A small story about a big new declaration of my love for music

I promised myself I’d be short-winded with this post and I’ll try really hard to stick to that.

So let me say this right out of the gate: A couple of days ago I got a HUGE new tattoo and it’s a Shawn Colvin lyric with some headphones.  It was done by the enormously talented artist Cyndi Lou at Tsunami Tattoo in Portland, Maine.

I’ve been planning this for several years. It finally happened on February 24 and I absolutely LOVE IT.

I have long wanted a tattoo that would truly capture the importance of music in my life. Can the emotional response that I have to music be explained?  Can it really be captured? Are there even words?  During this multi-year thought process I kept coming back to the same thing: a line from a song. The line is simple but it says everything that needs to be said, at least for me.

In the fall of 1992 singer-songwriter Shawn Colvin released the album “Fat City.” At the time  I was living in Keene, NH where I attended Keene State College. Pretty much every track from it I played one time or another on my WKNH radio show during that time. Since then my love for Colvin continues to grow and I’ve seen seen her several times live starting in the mid 90s. In fact, I just saw her a few weeks ago in Mexico at Brandi Carlile’s Girls Just Wanna Weekend festival. Shawn Colvin’s one of the great ones. Now then…where was I?

fat city cover
Shawn Colvin’s “Fat City” album was released on October 27, 1992.
Image courtesy of Columbia Records

The time of Fat City’s release was also a time in my life that I was in the midst of trying to extract myself from a relationship (my first one at that) with an alcoholic who I was surely enabling but too afraid to walk away from. I was so very young, so very insecure and so very clueless.

Mercifully, she left and  I mean really left by moving to California.
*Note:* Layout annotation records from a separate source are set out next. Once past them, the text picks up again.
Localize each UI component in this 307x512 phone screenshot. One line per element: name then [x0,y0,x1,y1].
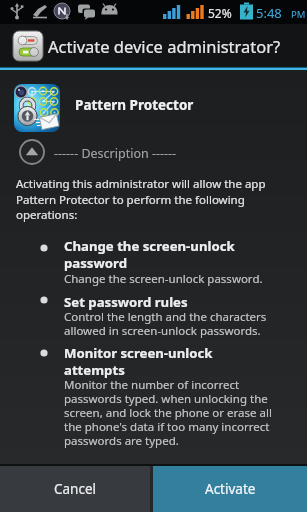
staticText: Change the screen-unlock password [64,237,235,271]
staticText: Activate device administrator? [48,35,281,57]
staticText: Set password rules [64,293,188,311]
button[interactable]: Activate [153,466,307,512]
staticText: Monitor screen-unlock attempts [64,344,213,378]
staticText: Cancel [54,480,97,498]
button[interactable]: Cancel [0,466,150,512]
staticText: ------ Description ------ [54,145,177,162]
staticText: Control the length and the characters al… [64,309,267,338]
staticText: Activating this administrator will allow… [16,176,266,222]
staticText: 52% [208,5,232,21]
staticText: Pattern Protector [75,96,194,114]
staticText: Monitor the number of incorrect password… [64,377,272,448]
staticText: Change the screen-unlock password. [64,271,263,287]
staticText: Activate [205,480,256,498]
staticText: PM [291,8,306,21]
button[interactable] [19,139,45,165]
staticText: 5:48 [256,4,282,22]
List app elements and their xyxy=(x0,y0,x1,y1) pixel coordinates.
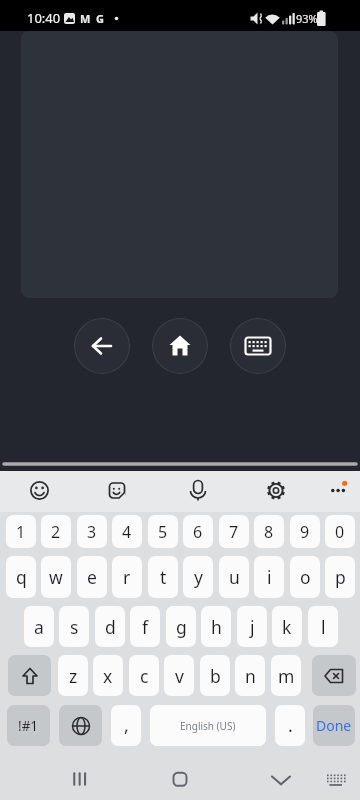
button[interactable]: !#1 xyxy=(7,705,50,746)
button[interactable]: Done xyxy=(313,705,355,746)
button[interactable]: v xyxy=(164,655,194,696)
staticText: k xyxy=(282,615,292,639)
button[interactable]: r xyxy=(112,556,142,598)
staticText: 9 xyxy=(300,521,310,543)
staticText: w xyxy=(49,565,63,589)
staticText: 8 xyxy=(264,521,274,543)
staticText: 93% xyxy=(296,11,318,26)
staticText: 4 xyxy=(122,521,132,543)
staticText: G xyxy=(96,11,104,26)
button[interactable] xyxy=(318,471,358,511)
staticText: 0 xyxy=(335,521,345,543)
button[interactable] xyxy=(59,705,102,746)
button[interactable]: 7 xyxy=(219,515,249,548)
button[interactable]: s xyxy=(59,606,89,647)
staticText: 1 xyxy=(16,521,26,543)
staticText: r xyxy=(123,565,131,589)
button[interactable] xyxy=(74,318,130,374)
staticText: h xyxy=(211,615,222,639)
button[interactable]: y xyxy=(183,556,213,598)
staticText: b xyxy=(210,664,221,688)
button[interactable]: l xyxy=(308,606,338,647)
staticText: t xyxy=(160,565,167,589)
staticText: f xyxy=(142,615,149,639)
button[interactable] xyxy=(178,471,218,511)
staticText: 7 xyxy=(229,521,239,543)
button[interactable]: x xyxy=(93,655,123,696)
button[interactable]: p xyxy=(325,556,355,598)
button[interactable]: 1 xyxy=(6,515,36,548)
button[interactable]: . xyxy=(275,705,305,746)
button[interactable] xyxy=(97,471,137,511)
button[interactable]: 8 xyxy=(254,515,284,548)
staticText: m xyxy=(278,664,295,688)
button[interactable] xyxy=(316,755,356,800)
staticText: English (US) xyxy=(180,719,236,733)
button[interactable]: 0 xyxy=(325,515,355,548)
staticText: 2 xyxy=(51,521,61,543)
button[interactable] xyxy=(256,755,306,800)
staticText: 3 xyxy=(87,521,97,543)
staticText: u xyxy=(229,565,240,589)
staticText: x xyxy=(103,664,113,688)
button[interactable]: c xyxy=(129,655,159,696)
staticText: 5 xyxy=(158,521,168,543)
button[interactable] xyxy=(55,755,105,800)
button[interactable]: h xyxy=(201,606,231,647)
staticText: e xyxy=(87,565,97,589)
staticText: d xyxy=(105,615,116,639)
button[interactable] xyxy=(155,755,205,800)
staticText: 10:40 xyxy=(27,9,61,27)
button[interactable]: f xyxy=(130,606,160,647)
button[interactable]: a xyxy=(24,606,54,647)
button[interactable] xyxy=(256,471,296,511)
button[interactable]: e xyxy=(77,556,107,598)
button[interactable]: m xyxy=(271,655,301,696)
button[interactable]: k xyxy=(272,606,302,647)
button[interactable] xyxy=(20,471,60,511)
staticText: v xyxy=(175,664,184,688)
button[interactable]: o xyxy=(290,556,320,598)
button[interactable]: 3 xyxy=(77,515,107,548)
button[interactable]: i xyxy=(254,556,284,598)
staticText: 6 xyxy=(193,521,203,543)
button[interactable]: n xyxy=(235,655,265,696)
staticText: , xyxy=(124,713,129,738)
staticText: l xyxy=(321,615,326,639)
button[interactable] xyxy=(8,655,51,696)
staticText: j xyxy=(250,615,255,639)
button[interactable]: 2 xyxy=(41,515,71,548)
staticText: s xyxy=(70,615,79,639)
staticText: i xyxy=(267,565,272,589)
staticText: !#1 xyxy=(18,717,39,735)
button[interactable]: q xyxy=(6,556,36,598)
button[interactable]: 9 xyxy=(290,515,320,548)
button[interactable]: , xyxy=(111,705,141,746)
button[interactable]: w xyxy=(41,556,71,598)
button[interactable] xyxy=(152,318,208,374)
button[interactable]: d xyxy=(95,606,125,647)
staticText: a xyxy=(34,615,44,639)
button[interactable]: b xyxy=(200,655,230,696)
staticText: c xyxy=(140,664,149,688)
staticText: z xyxy=(69,664,78,688)
staticText: M xyxy=(80,11,91,26)
button[interactable]: English (US) xyxy=(150,705,266,746)
button[interactable]: 5 xyxy=(148,515,178,548)
button[interactable] xyxy=(312,655,356,696)
button[interactable]: z xyxy=(58,655,88,696)
button[interactable]: g xyxy=(166,606,196,647)
staticText: Done xyxy=(316,716,352,735)
button[interactable]: 4 xyxy=(112,515,142,548)
button[interactable]: u xyxy=(219,556,249,598)
staticText: . xyxy=(288,713,293,738)
button[interactable]: 6 xyxy=(183,515,213,548)
staticText: p xyxy=(335,565,346,589)
button[interactable]: j xyxy=(237,606,267,647)
staticText: q xyxy=(16,565,27,589)
staticText: o xyxy=(300,565,311,589)
staticText: g xyxy=(176,615,187,639)
button[interactable]: t xyxy=(148,556,178,598)
button[interactable] xyxy=(230,318,286,374)
staticText: y xyxy=(194,565,203,589)
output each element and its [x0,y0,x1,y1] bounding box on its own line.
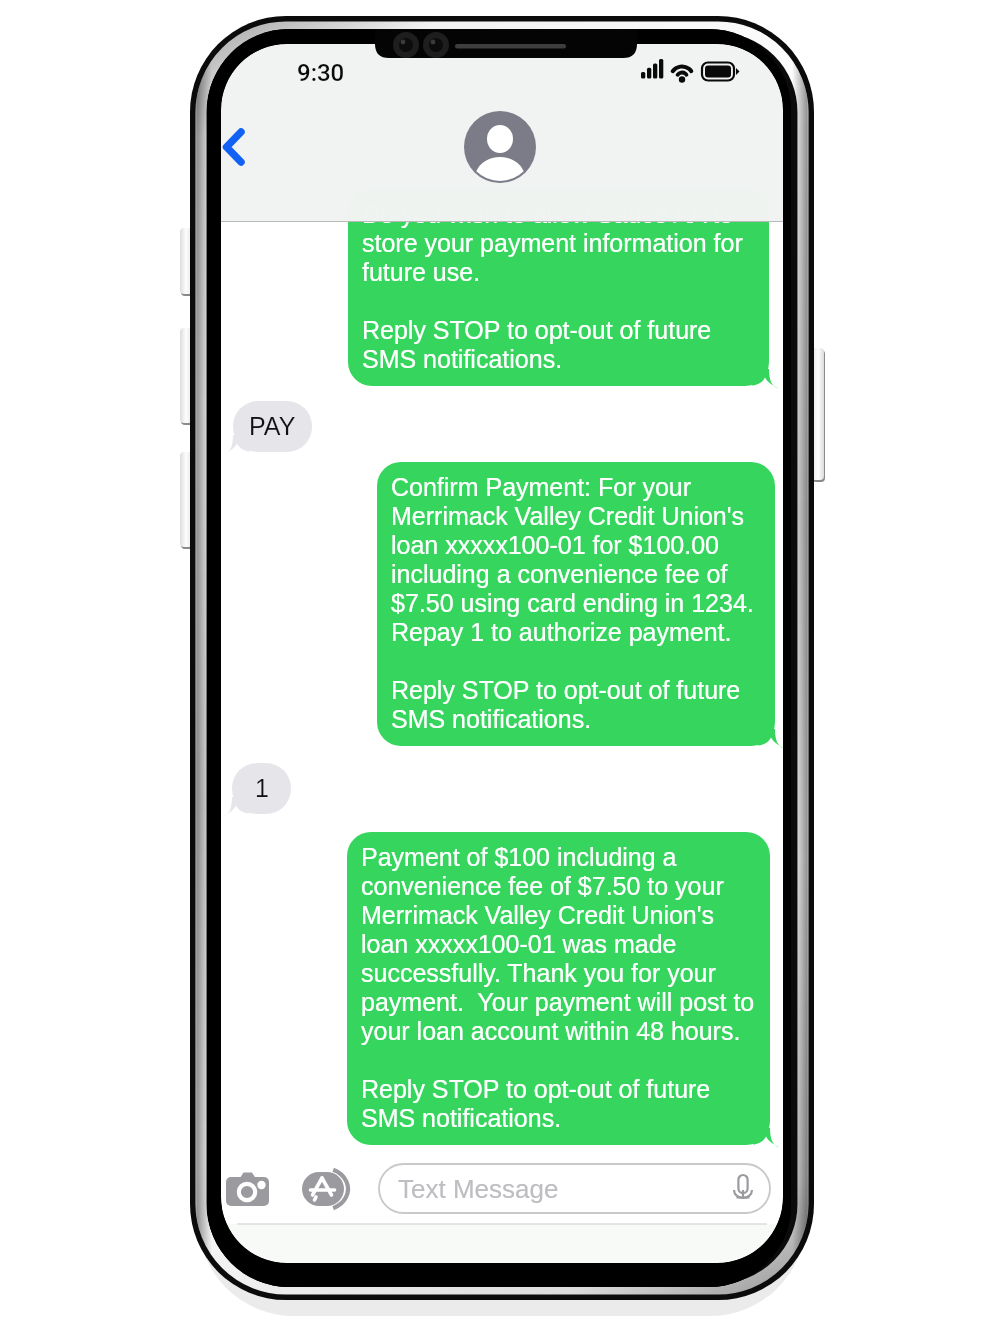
staticText: Payment of $100 including a convenience … [361,843,756,1132]
button[interactable]: Camera [240,1158,296,1216]
button[interactable]: 1 [223,763,291,814]
button[interactable]: Do you wish to allow Sauce AA to store y… [348,189,778,386]
button[interactable]: Back [221,110,289,184]
staticText: PAY [249,412,296,440]
staticText: Confirm Payment: For your Merrimack Vall… [391,473,761,733]
button[interactable]: Confirm Payment: For your Merrimack Vall… [377,462,783,746]
button[interactable]: Contact profile [464,111,536,183]
button[interactable]: PAY [224,401,312,452]
button[interactable]: Payment of $100 including a convenience … [347,832,779,1145]
button[interactable] [378,1163,763,1212]
staticText: 9:30 [297,59,345,87]
staticText: 1 [255,774,269,802]
staticText: Text Message [398,1174,559,1203]
button[interactable]: App Store [303,1158,359,1216]
staticText: Do you wish to allow Sauce AA to store y… [362,200,755,373]
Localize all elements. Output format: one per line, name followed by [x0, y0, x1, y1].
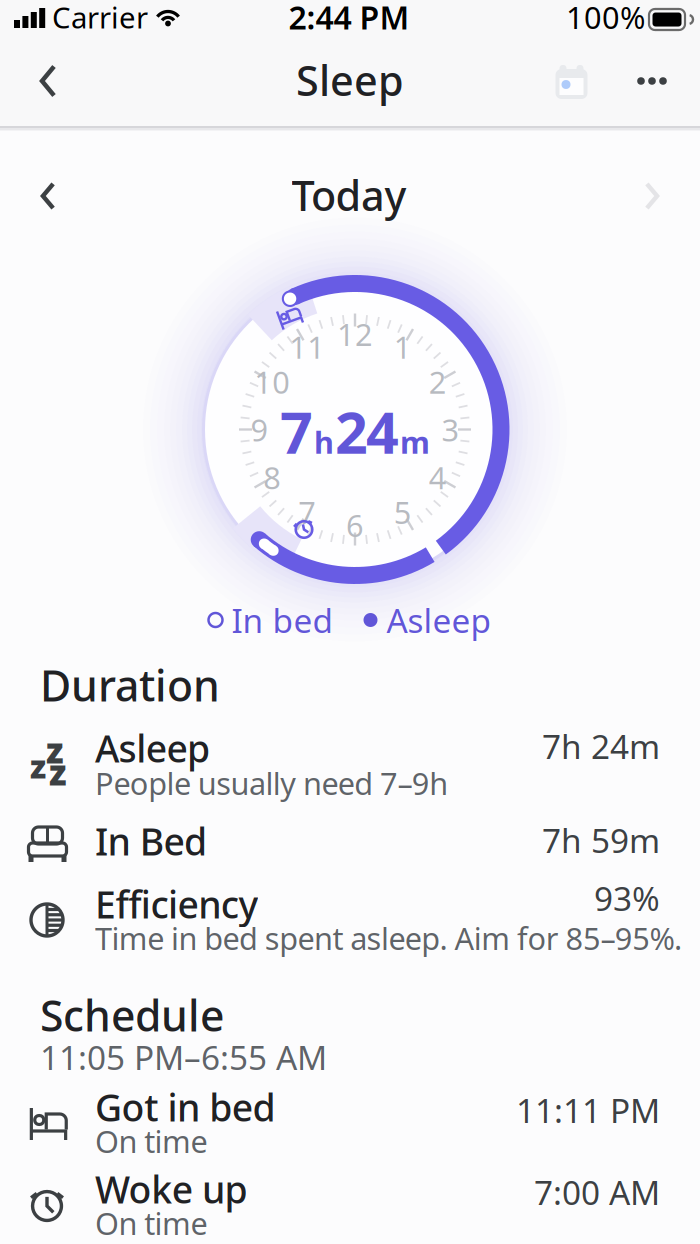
staticText: 5: [394, 492, 412, 532]
staticText: 7: [280, 393, 313, 470]
staticText: Sleep: [296, 53, 404, 108]
staticText: In bed: [232, 598, 334, 642]
staticText: Duration: [40, 657, 220, 713]
staticText: In Bed: [95, 816, 207, 866]
staticText: Time in bed spent asleep. Aim for 85–95%…: [95, 918, 682, 958]
staticText: 24: [335, 393, 399, 470]
button[interactable]: [549, 60, 593, 104]
button[interactable]: In bed: [208, 598, 334, 642]
staticText: 100%: [566, 0, 645, 37]
button[interactable]: [634, 73, 670, 89]
staticText: Schedule: [40, 987, 224, 1043]
button[interactable]: [26, 59, 70, 103]
staticText: m: [400, 422, 430, 462]
staticText: 1: [394, 326, 412, 367]
staticText: 7h 59m: [542, 818, 660, 862]
staticText: 93%: [594, 876, 660, 920]
staticText: Today: [292, 168, 406, 222]
staticText: 2: [429, 361, 447, 402]
staticText: 11:11 PM: [516, 1088, 660, 1132]
staticText: Efficiency: [95, 879, 258, 929]
staticText: 10: [254, 361, 290, 402]
staticText: Got in bed: [95, 1082, 275, 1132]
staticText: 9: [250, 409, 268, 450]
staticText: 2:44 PM: [288, 0, 410, 38]
staticText: 7: [298, 492, 316, 532]
staticText: 11: [289, 326, 325, 367]
staticText: 12: [337, 314, 373, 354]
staticText: 8: [263, 457, 281, 498]
staticText: z: [49, 749, 67, 795]
staticText: 11:05 PM–6:55 AM: [40, 1035, 327, 1079]
staticText: h: [314, 422, 334, 462]
staticText: Asleep: [95, 723, 210, 773]
staticText: On time: [95, 1121, 207, 1161]
staticText: 4: [429, 457, 447, 498]
staticText: People usually need 7–9h: [95, 763, 448, 803]
staticText: Carrier: [52, 0, 148, 36]
staticText: 6: [346, 505, 364, 545]
staticText: 7:00 AM: [534, 1170, 660, 1214]
button[interactable]: Asleep: [364, 598, 492, 642]
button[interactable]: [632, 174, 672, 218]
staticText: On time: [95, 1203, 207, 1243]
staticText: 3: [442, 409, 460, 450]
button[interactable]: [28, 174, 68, 218]
staticText: z: [30, 745, 46, 787]
staticText: 7h 24m: [542, 724, 660, 768]
staticText: z: [46, 727, 64, 773]
staticText: Woke up: [95, 1164, 248, 1214]
staticText: Asleep: [386, 598, 492, 642]
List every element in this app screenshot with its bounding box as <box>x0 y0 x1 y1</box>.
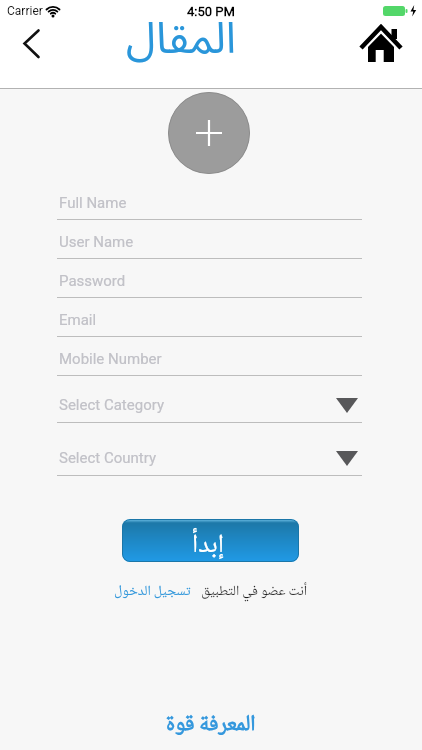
staticText: أنت عضو في التطبيق <box>201 580 308 604</box>
button[interactable]: User Name <box>57 226 362 258</box>
button[interactable]: Email <box>57 304 362 336</box>
button[interactable]: Select Country <box>57 441 362 475</box>
button[interactable]: Mobile Number <box>57 343 362 375</box>
staticText: Carrier <box>7 4 43 18</box>
staticText: Select Category <box>59 396 165 414</box>
button[interactable]: Full Name <box>57 187 362 219</box>
button[interactable] <box>168 92 250 174</box>
staticText: User Name <box>59 233 134 251</box>
staticText: 4:50 PM <box>187 4 235 19</box>
staticText: المعرفة قوة <box>166 706 256 742</box>
button[interactable] <box>356 20 406 66</box>
button[interactable] <box>12 24 52 68</box>
button[interactable]: تسجيل الدخول <box>114 580 191 604</box>
staticText: تسجيل الدخول <box>114 580 191 604</box>
staticText: Email <box>59 311 97 329</box>
button[interactable]: إبدأ <box>122 519 299 562</box>
staticText: Full Name <box>59 194 127 212</box>
staticText: Select Country <box>59 449 157 467</box>
staticText: Mobile Number <box>59 350 162 368</box>
button[interactable]: Password <box>57 265 362 297</box>
staticText: المقال <box>126 7 236 66</box>
staticText: إبدأ <box>192 524 224 562</box>
staticText: Password <box>59 272 126 290</box>
button[interactable]: Select Category <box>57 388 362 422</box>
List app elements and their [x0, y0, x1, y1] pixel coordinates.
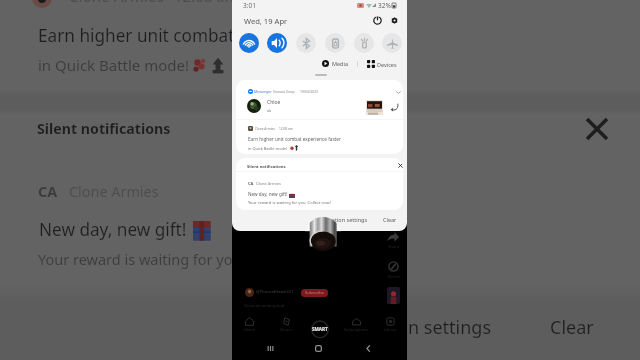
button[interactable]: Subscriptions [338, 317, 374, 332]
staticText: 12:08 am [279, 127, 293, 131]
button[interactable]: Home [312, 342, 325, 355]
staticText: CA [38, 182, 58, 202]
staticText: 12:08 am [174, 0, 239, 6]
staticText: Your reward is waiting for yo [38, 249, 233, 269]
staticText: Smaoat Goop [273, 89, 295, 94]
button[interactable]: Notification settings [312, 213, 365, 225]
staticText: Gona be writing bud [244, 303, 285, 309]
button[interactable]: Library [372, 317, 408, 332]
staticText: in Quick Battle mode! [248, 146, 288, 151]
staticText: in Quick Battle mode! [38, 55, 190, 75]
staticText: Notification settings [315, 216, 368, 223]
button[interactable]: Settings [389, 15, 400, 26]
staticText: ok [267, 108, 272, 113]
button[interactable]: Media [322, 60, 348, 67]
staticText: Clone Armies [69, 182, 159, 202]
button[interactable]: Subscribe [301, 289, 328, 297]
button[interactable]: Sound [387, 287, 400, 304]
staticText: Silent notifications [37, 119, 171, 138]
button[interactable]: Clear [380, 213, 394, 225]
staticText: Remix [388, 274, 401, 280]
button[interactable]: Wi-Fi [239, 33, 259, 53]
staticText: Shorts [280, 327, 292, 332]
button[interactable]: Back [362, 342, 375, 355]
button[interactable]: Recent apps [264, 342, 277, 355]
staticText: Clear [550, 315, 594, 340]
staticText: CA [248, 181, 254, 186]
button[interactable]: Remix [388, 261, 399, 272]
staticText: New day, new gift! [39, 218, 187, 241]
staticText: @TheseafHawk321 [256, 289, 294, 295]
staticText: Chloe [267, 99, 281, 106]
staticText: Earn higher unit combat experience faste… [248, 136, 341, 142]
staticText: 32% [378, 1, 391, 10]
staticText: Subscriptions [344, 327, 369, 332]
button[interactable]: Share [387, 232, 399, 244]
staticText: Clone Armies [255, 127, 275, 131]
staticText: Share [388, 244, 400, 250]
button[interactable]: Airplane mode [382, 33, 402, 53]
staticText: Media [332, 60, 348, 67]
staticText: SMART [312, 326, 328, 332]
button[interactable]: Power off [372, 15, 383, 26]
button[interactable]: Silent notifications [236, 158, 403, 171]
staticText: Clear [383, 216, 397, 223]
staticText: Messenger [254, 89, 272, 94]
button[interactable]: Devices [367, 60, 397, 68]
staticText: n settings [408, 315, 492, 340]
button[interactable]: Dismiss silent notifications [395, 160, 403, 171]
staticText: Earn higher unit combat [38, 24, 235, 47]
button[interactable]: Flashlight [354, 33, 374, 53]
button[interactable]: Home [231, 317, 267, 332]
button[interactable]: Expand [396, 90, 401, 95]
button[interactable]: Reply [390, 103, 399, 112]
button[interactable]: Shorts [268, 317, 304, 332]
staticText: Devices [377, 61, 397, 68]
staticText: 3:01 [243, 1, 256, 10]
button[interactable]: SMART [302, 313, 338, 337]
staticText: Your reward is waiting for you. Collect … [248, 200, 331, 206]
staticText: Home [244, 327, 255, 332]
button[interactable]: Bluetooth [296, 33, 316, 53]
staticText: Silent notifications [247, 164, 286, 170]
staticText: Wed, 19 Apr [244, 16, 288, 26]
button[interactable]: Sound [267, 33, 287, 53]
staticText: Clone Armies [256, 181, 281, 186]
button[interactable]: NFC [325, 33, 345, 53]
staticText: Subscribe [305, 290, 325, 296]
staticText: New day, new gift! [248, 191, 288, 197]
staticText: 19/04/2023 [300, 89, 319, 94]
staticText: Library [384, 327, 397, 332]
staticText: Clone Armies [69, 0, 164, 6]
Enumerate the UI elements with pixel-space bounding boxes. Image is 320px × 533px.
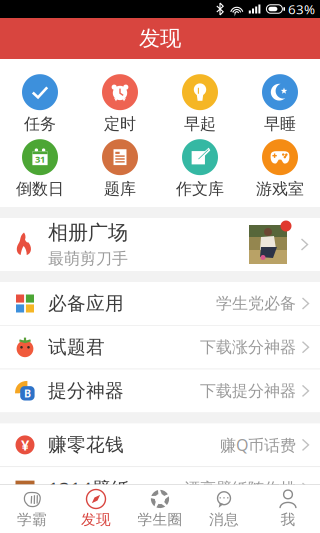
button[interactable]: 必备应用 (0, 282, 320, 325)
staticText: 63% (288, 0, 315, 18)
staticText: 1314壁纸 (48, 476, 130, 501)
staticText: 必备应用 (48, 292, 124, 315)
staticText: 试题君 (48, 336, 105, 359)
button[interactable]: 消息 (192, 485, 256, 533)
staticText: 我 (280, 510, 296, 528)
button[interactable]: 发现 (64, 485, 128, 533)
button[interactable]: 题库 (80, 141, 160, 197)
button[interactable]: 游戏室 (240, 141, 320, 197)
button[interactable]: 学霸 (0, 485, 64, 533)
staticText: 早起 (184, 114, 216, 134)
staticText: 漂亮壁纸随你挑 (184, 479, 296, 498)
staticText: 早睡 (264, 114, 296, 134)
button[interactable]: B (0, 369, 320, 412)
staticText: 赚Q币话费 (220, 434, 296, 456)
staticText: 作文库 (176, 179, 224, 199)
staticText: 题库 (104, 179, 136, 199)
staticText: 定时 (104, 114, 136, 134)
staticText: ¥ (21, 435, 29, 455)
button[interactable]: 学生圈 (128, 485, 192, 533)
staticText: 发现 (81, 510, 111, 528)
staticText: 倒数日 (16, 179, 64, 199)
button[interactable]: 作文库 (160, 141, 240, 197)
button[interactable]: 定时 (80, 76, 160, 132)
button[interactable]: 任务 (0, 76, 80, 132)
button[interactable]: 试题君 (0, 326, 320, 369)
staticText: 下载提分神器 (200, 381, 296, 401)
button[interactable]: 我 (256, 485, 320, 533)
button[interactable]: 早起 (160, 76, 240, 132)
staticText: 提分神器 (48, 379, 124, 402)
button[interactable]: 1314壁纸 (0, 467, 320, 510)
button[interactable]: 31 (0, 141, 80, 197)
staticText: 游戏室 (256, 179, 304, 199)
staticText: 最萌剪刀手 (48, 249, 128, 269)
staticText: 31 (35, 153, 45, 165)
staticText: 下载涨分神器 (200, 337, 296, 357)
button[interactable]: 早睡 (240, 76, 320, 132)
staticText: 相册广场 (48, 220, 128, 245)
staticText: 学生党必备 (216, 294, 296, 313)
staticText: 学生圈 (138, 510, 182, 528)
staticText: B (24, 386, 31, 400)
staticText: 赚零花钱 (48, 433, 124, 456)
staticText: 发现 (139, 25, 181, 52)
staticText: 任务 (24, 114, 56, 134)
staticText: 学霸 (17, 510, 47, 528)
button[interactable]: ¥ (0, 423, 320, 466)
button[interactable]: 相册广场 (0, 218, 320, 271)
staticText: 消息 (209, 510, 239, 528)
We parted on good terms and a massive weight was lifted from my tattered and torn shoulders.

“Fat City” was a soundtrack to much of this and I don’t mean it in a depressing way. I just mean it was a key album in my life during those years in New Hampshire, which included as many happy times as rough ones. God I love that album. Every damn song. All 11 of them. Mad, unfettered love. And I still do. For me, it’s a perfect album.  Guests on it include Richard Thompson, Mary Chapin Carpenter, Chris Whitley, Bruce Hornsby, Bela Fleck and even Joni Mitchell who played a little percussion, among many others.

Whoops. I’m rambling. So yeah. THE TATTOO.

“Fat City” closes with the Colvin-penned balled “I Don’t Know Why” and the song has been killing me now for 27 years. There are times I can’t listen to it without crying. The song is as beautiful as a song can be about love;  something I knew absolutely nothing about back in 1992.

There’s one line that is repeated twice during the song that has resonated with me in a hugely significant way since the first time I heard it all those lifetimes ago.

And so it’s that line I got forever inked on my left arm. I came up with the idea of adding the headphones because it speaks to the fact that probably half of my life has been spent wearing them as both a music lover and music journalist.

Oh and speaking of music writing, most of the interviews I’ve done with artists have been via telephone. That’s standard practice as the stories I’ve written are often previewing upcoming shows. There was one time in the mid 90s that I interviewed Ani DiFranco in person in a locker room and it was, as you can imagine, effing awesome. But there was a more recent in-person interview that happened. This one took place in 2015 at a venue in Rockport, Massachusetts. It was with Shawn Colvin.

ANYWAY….

My tattoo is only a few days old so it’s very much in healing mode. It will look a little different in a few weeks and perhaps I’ll pop back in here and add a “finished” photo. But I couldn’t wait to share with you what it looks like now because looking at it makes me so happy.

I’d love to know some of the ways you’ve expressed your own love for music so please feel free to comment below.

two pics combined

PONTI OUT

8 thoughts on “A small story about a big new declaration of my love for music

  1. My sister and I wanted to get a tattoo together, and I don’t remember how I came across the song, whether it was one I already had in my music library or I heard it one day and the lyrics struck me, but she thought it was perfect so we went with it. We each have “It takes a strong heart and you…” from the Patty Loveless song, on the top of our foot, my left and her right, shaped so that when our feet are put together, it makes a heart. (Much cheesier when we actually do that than when either of them is seen on its own 😋)
    We also got tattoos together after our grandmother died, but different designs, from one of the songs we sang at her funeral. Sis went with the title and a cross, but I wanted mine to be more personal and less religious (sorry Mamau), so I chose the line, “Oh how glad and happy when we meet” from “I’ll Fly Away.”

    Liked by 1 person

  2. That is you! Your heart on your sleeve. I have Dropkick Murphy’s lyrics on the backs of my legs. When trying to figure out how to represent my children, family, faith and passions, well let’s just say things got complicated. When I was listening to the song Forever by DKM for the umpteenth time, that was my “Duh” moment. Now lyrics from that song are forever reminders of what’s important to me.